J’ai marché dans les pas des patriotes

Monique Hébert, Journal Boum!, Barraute, novembre 2013

L'année 2013 marque le 175e anniversaire du soulèvement des patriotes de 1838. Pour souligner l'anniversaire de ce triste épisode de notre histoire, un colloque organisé à Napierville, en Montérégie, a réuni, les 19 et 20 octobre derniers, de nombreux historiens, des amateurs d'histoire et de généalogie ainsi que quelques centaines de participants, dont plusieurs descendants des acteurs de cette époque mouvementée.

Avec eux, j'ai marché dans les pas des patriotes. Je n'ai pas pu reconnaître les maisons des protagonistes. Le feu a détruit la majorité d'entre elles. Le seul édifice qui subsiste de cette époque est celui du comté, alors le palais de justice. C'est là qu'ont été enfermés les «bureaucrates» ou «loyaux». (fidèles à la couronne britannique) faits prisonniers par les patriotes au début des troubles.

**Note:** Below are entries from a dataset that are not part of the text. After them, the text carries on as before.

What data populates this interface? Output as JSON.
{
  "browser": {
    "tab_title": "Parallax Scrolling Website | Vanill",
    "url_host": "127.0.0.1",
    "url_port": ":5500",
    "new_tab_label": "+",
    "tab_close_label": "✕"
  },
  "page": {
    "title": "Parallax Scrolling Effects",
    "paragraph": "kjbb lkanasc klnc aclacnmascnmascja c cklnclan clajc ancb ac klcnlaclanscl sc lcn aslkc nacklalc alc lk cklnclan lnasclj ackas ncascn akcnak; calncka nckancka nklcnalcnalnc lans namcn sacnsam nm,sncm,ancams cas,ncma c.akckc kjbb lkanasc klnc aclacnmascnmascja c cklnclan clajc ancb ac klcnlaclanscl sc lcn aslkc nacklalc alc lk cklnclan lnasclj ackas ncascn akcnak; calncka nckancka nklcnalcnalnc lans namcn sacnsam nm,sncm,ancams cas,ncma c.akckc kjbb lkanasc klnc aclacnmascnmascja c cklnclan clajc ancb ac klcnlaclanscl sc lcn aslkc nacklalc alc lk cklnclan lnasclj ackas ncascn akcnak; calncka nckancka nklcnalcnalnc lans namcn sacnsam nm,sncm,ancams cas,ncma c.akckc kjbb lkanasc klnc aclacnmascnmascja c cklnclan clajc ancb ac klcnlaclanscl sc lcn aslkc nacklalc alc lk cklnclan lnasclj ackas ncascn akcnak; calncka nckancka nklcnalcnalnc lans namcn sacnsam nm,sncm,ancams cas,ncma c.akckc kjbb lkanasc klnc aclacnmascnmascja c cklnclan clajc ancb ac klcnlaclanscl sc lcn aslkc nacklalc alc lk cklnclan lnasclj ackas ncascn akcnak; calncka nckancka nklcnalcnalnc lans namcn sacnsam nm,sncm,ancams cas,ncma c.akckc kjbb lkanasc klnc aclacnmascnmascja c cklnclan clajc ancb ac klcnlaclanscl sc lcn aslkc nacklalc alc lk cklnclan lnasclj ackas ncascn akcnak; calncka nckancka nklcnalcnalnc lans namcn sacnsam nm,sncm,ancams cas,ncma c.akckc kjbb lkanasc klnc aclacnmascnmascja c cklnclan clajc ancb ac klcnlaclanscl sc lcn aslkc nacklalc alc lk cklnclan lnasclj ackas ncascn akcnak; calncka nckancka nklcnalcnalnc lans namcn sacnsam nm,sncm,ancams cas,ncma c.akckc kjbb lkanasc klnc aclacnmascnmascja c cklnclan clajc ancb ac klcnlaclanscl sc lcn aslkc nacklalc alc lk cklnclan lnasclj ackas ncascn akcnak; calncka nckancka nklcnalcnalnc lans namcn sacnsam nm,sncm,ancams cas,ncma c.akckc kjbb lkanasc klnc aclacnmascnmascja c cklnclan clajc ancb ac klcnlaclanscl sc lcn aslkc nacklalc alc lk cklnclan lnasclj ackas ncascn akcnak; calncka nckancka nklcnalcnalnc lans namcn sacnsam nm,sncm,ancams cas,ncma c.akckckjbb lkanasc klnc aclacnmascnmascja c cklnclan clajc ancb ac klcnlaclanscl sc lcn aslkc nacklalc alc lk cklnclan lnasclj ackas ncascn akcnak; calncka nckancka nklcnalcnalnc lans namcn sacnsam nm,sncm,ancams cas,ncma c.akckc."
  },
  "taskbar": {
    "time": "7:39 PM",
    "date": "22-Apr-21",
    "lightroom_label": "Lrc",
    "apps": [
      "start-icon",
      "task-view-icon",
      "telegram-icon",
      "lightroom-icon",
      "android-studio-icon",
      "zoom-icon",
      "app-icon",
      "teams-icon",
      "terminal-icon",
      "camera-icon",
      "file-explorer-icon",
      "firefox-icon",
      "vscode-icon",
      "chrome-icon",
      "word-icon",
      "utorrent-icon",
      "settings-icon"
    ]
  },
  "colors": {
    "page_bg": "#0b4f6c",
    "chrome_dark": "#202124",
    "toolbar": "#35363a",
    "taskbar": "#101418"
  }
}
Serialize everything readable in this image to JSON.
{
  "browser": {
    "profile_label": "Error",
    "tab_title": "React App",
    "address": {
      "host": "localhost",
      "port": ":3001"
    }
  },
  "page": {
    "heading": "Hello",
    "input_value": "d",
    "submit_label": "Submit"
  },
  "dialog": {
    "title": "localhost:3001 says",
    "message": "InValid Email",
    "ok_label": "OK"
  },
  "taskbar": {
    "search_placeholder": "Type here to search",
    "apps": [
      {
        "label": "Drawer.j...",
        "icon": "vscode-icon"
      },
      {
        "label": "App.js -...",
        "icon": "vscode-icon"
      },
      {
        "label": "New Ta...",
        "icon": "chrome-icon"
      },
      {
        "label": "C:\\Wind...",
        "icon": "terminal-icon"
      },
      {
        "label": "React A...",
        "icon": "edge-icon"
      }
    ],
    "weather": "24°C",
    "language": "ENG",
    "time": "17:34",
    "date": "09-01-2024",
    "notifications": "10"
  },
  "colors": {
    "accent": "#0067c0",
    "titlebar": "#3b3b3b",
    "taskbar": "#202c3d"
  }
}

L'année 1837 a vu la victoire des patriotes à St-Denis, près de la rivière Richelieu, la défaite de St-Charles, la paroisse voisine, ainsi qu'une brève escarmouche à Moore's Corner, sur la route de St-Armand à Swanton, près de la frontière américaine. 80 patriotes y font face à 300 volontaires bien armés. Dans leur fuite, ils abandonnent sur le terrain le corps d'un des leurs alors que deux sont blessés et trois sont faits prisonniers. Ils laissent aussi «deux pièces de canon montées, 5 barils de poudre, 6 boîtes de cartouches, 70 fusils ( … ) et deux drapeaux . Milieu décembre, les patriotes embusqués dans l'église, le presbytère, le couvent et quelques maisons de St-Eustache font face à 500 volontaires qui accompagnent les troupes anglaises au nombre de 1500.

Après plusieurs heures de combat acharné, les principaux édifices sont en feu, 120 patriotes sont faits prisonniers et un grand nombre de maisons brûlent. Le lendemain, le village voisin de St-Benoît est pillé et rasé bien qu'aucune résistance ne s'y soit manifestée.

Quand arrive 1838, les chefs sont réfugiés aux États-Unis, des centaines de rebelles croupissent en prison, huit prisonniers sont exilés aux Bermudes. Les autorités croient que ces mesures sévères ont mis un terme aux révoltes. Cependant, dans plusieurs localités, l'espoir persiste. Le grand camp est établi à Napierville. La république y est proclamée le 4 novembre. Le 6, des patriotes se rendent à Odelltown, petit hameau au sud de Lacolle, à environ 2 km de la frontière, pour récupérer des armes qu'ils y ont cachées. Ils sont reçus par des volontaires (collaborateurs de l'armée) qui les forcent à retraiter, abandonnant les armes. Deux jours plus tard, 600 hommes armés marchent sur Odelltown. Après un engagement de deux heures, c'est la débandade. Ainsi finit la deuxième tentative de soulèvement et commencent les représailles, incendies, pillages, viols, emprisonnements, biens confisqués.

Six hommes de Napierville figurent parmi les patriotes exilés en Australie. Quatre d'entre eux reviendront à compter de 1844. Deux sont décédés en captivité. Si certains habitants ont pu retrouver leurs terres en témoignant ne pas avoir participé à la rébellion, la cohabitation fut difficile, celles-ci voisinant les habitations des «loyaux» ou des «volontaires» qui avaient participé au pillage et à la destruction de leurs maisons. On estime à environ 60% le nombre d'habitants qui fuiront Napierville dans les mois suivants. Certains y reviendront, d'autres gagneront les filatures de la Nouvelle-Angleterre.

Aujourd'hui, Napierville n'est plus la capitale de la république du Bas-Canada proclamée en 1838. C'est un village prospère qui compte environ 3 500 âmes et qui se souvient que leurs ancêtres ont lutté pour avoir un pays.